Photo may suggest Amelia Earhart survived crash

By Ed Adamczyk

July 5 (UPI) -- Legendary pilot Amelia Earhart may have survived the 1937 disappearance of her plane, a television documentary says, basing its theory on a recently found photograph.

The photo was discovered in 2012 by Les Kinney, a retired U.S. Treasury agent. It is believed to have been taken by a photographer later executed by the Japanese military, and possibly shows Earhart and navigator Fred Noonan on a dock in the Marshall Islands, Pacific Ocean islands then occupied by Japan. Their plane appears to be aboard a barge towed by a Japanese ship, says documentary producer, Shawn Henry, a former FBI executive assistant director.


If legitimate, the photo indicates that Earhart, a celebrated pilot and record setter, survived her final flight and was captured by the Japanese. Considerable effort by the U.S. Navy and other U.S. agencies was dedicated to finding Earhart, whose exploits were avidly followed by the American public.

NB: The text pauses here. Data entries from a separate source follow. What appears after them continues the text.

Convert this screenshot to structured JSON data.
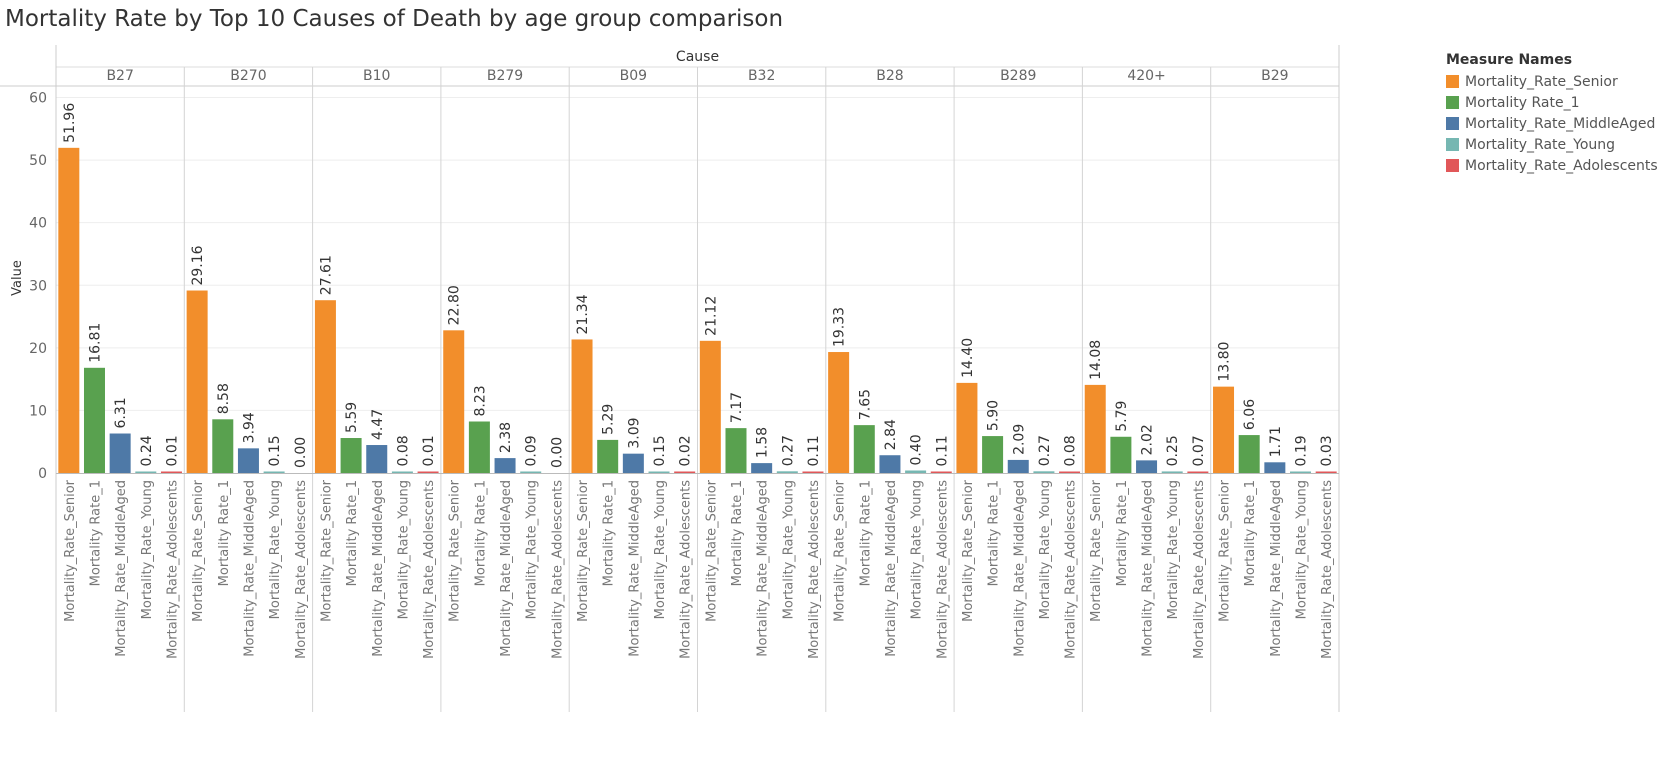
{
  "title": "Mortality Rate by Top 10 Causes of Death by age group comparison",
  "legend": {
    "title": "Measure Names",
    "items": [
      {
        "name": "Mortality_Rate_Senior",
        "color": "#f28e2b"
      },
      {
        "name": "Mortality Rate_1",
        "color": "#59a14f"
      },
      {
        "name": "Mortality_Rate_MiddleAged",
        "color": "#4e79a7"
      },
      {
        "name": "Mortality_Rate_Young",
        "color": "#76b7b2"
      },
      {
        "name": "Mortality_Rate_Adolescents",
        "color": "#e15759"
      }
    ]
  },
  "chart_data": {
    "type": "bar",
    "title": "Mortality Rate by Top 10 Causes of Death by age group comparison",
    "column_header": "Cause",
    "ylabel": "Value",
    "ylim": [
      0,
      60
    ],
    "yticks": [
      0,
      10,
      20,
      30,
      40,
      50,
      60
    ],
    "categories": [
      "B27",
      "B270",
      "B10",
      "B279",
      "B09",
      "B32",
      "B28",
      "B289",
      "420+",
      "B29"
    ],
    "measures": [
      "Mortality_Rate_Senior",
      "Mortality Rate_1",
      "Mortality_Rate_MiddleAged",
      "Mortality_Rate_Young",
      "Mortality_Rate_Adolescents"
    ],
    "series": [
      {
        "name": "Mortality_Rate_Senior",
        "color": "#f28e2b",
        "values": [
          51.96,
          29.16,
          27.61,
          22.8,
          21.34,
          21.12,
          19.33,
          14.4,
          14.08,
          13.8
        ],
        "labels": [
          "51.96",
          "29.16",
          "27.61",
          "22.80",
          "21.34",
          "21.12",
          "19.33",
          "14.40",
          "14.08",
          "13.80"
        ]
      },
      {
        "name": "Mortality Rate_1",
        "color": "#59a14f",
        "values": [
          16.81,
          8.58,
          5.59,
          8.23,
          5.29,
          7.17,
          7.65,
          5.9,
          5.79,
          6.06
        ],
        "labels": [
          "16.81",
          "8.58",
          "5.59",
          "8.23",
          "5.29",
          "7.17",
          "7.65",
          "5.90",
          "5.79",
          "6.06"
        ]
      },
      {
        "name": "Mortality_Rate_MiddleAged",
        "color": "#4e79a7",
        "values": [
          6.31,
          3.94,
          4.47,
          2.38,
          3.09,
          1.58,
          2.84,
          2.09,
          2.02,
          1.71
        ],
        "labels": [
          "6.31",
          "3.94",
          "4.47",
          "2.38",
          "3.09",
          "1.58",
          "2.84",
          "2.09",
          "2.02",
          "1.71"
        ]
      },
      {
        "name": "Mortality_Rate_Young",
        "color": "#76b7b2",
        "values": [
          0.24,
          0.15,
          0.08,
          0.09,
          0.15,
          0.27,
          0.4,
          0.27,
          0.25,
          0.19
        ],
        "labels": [
          "0.24",
          "0.15",
          "0.08",
          "0.09",
          "0.15",
          "0.27",
          "0.40",
          "0.27",
          "0.25",
          "0.19"
        ]
      },
      {
        "name": "Mortality_Rate_Adolescents",
        "color": "#e15759",
        "values": [
          0.01,
          0.0,
          0.01,
          0.0,
          0.02,
          0.11,
          0.11,
          0.08,
          0.07,
          0.03
        ],
        "labels": [
          "0.01",
          "0.00",
          "0.01",
          "0.00",
          "0.02",
          "0.11",
          "0.11",
          "0.08",
          "0.07",
          "0.03"
        ]
      }
    ],
    "grid": true,
    "legend_position": "right"
  }
}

"This absolutely changes history. I think we proved beyond a reasonable doubt that she survived her flight and was held prisoner by the Japanese on the island of Saipan, where she eventually died," said Henry, who interviewed experts on the authenticity of the photo and the likelihood it shows the doomed aviator.


The new theory, explained in an upcoming program, is counter to the prevailing belief that Earhart's plane ran out of fuel and crashed into the Pacific Ocean, causing her death.

In the past, those who didn't believe Earhart died in the crash have suggested she and Noonan were executed by the Japanese military, which may have seen them as U.S. spies. Representatives of the Japanese government and military archives have said they have no documents indicating Earhart was ever in Japanese custody.

Despite numerous searches, her body has not been found.

Dorothy Cochrane of the Smithsonian National Air and Space Museum disagreed with the new theory. Cochrane said she is unaware of any evidence regarding Earhart that that "could be a game changer," she told People magazine. Henry said the new theory opens up additional questions regarding Earhart's disappearance.

"It is not clear why the U.S. might want to cover up what happened to Amelia. If in fact she was spying on the Japanese, the government may not have wanted the American public to know they put 'America's sweetheart' in that situation and she was captured," Henry said.

Amelia Earhart: The Lost Evidence airs 9 p.m. EDT Sunday on the History Channel.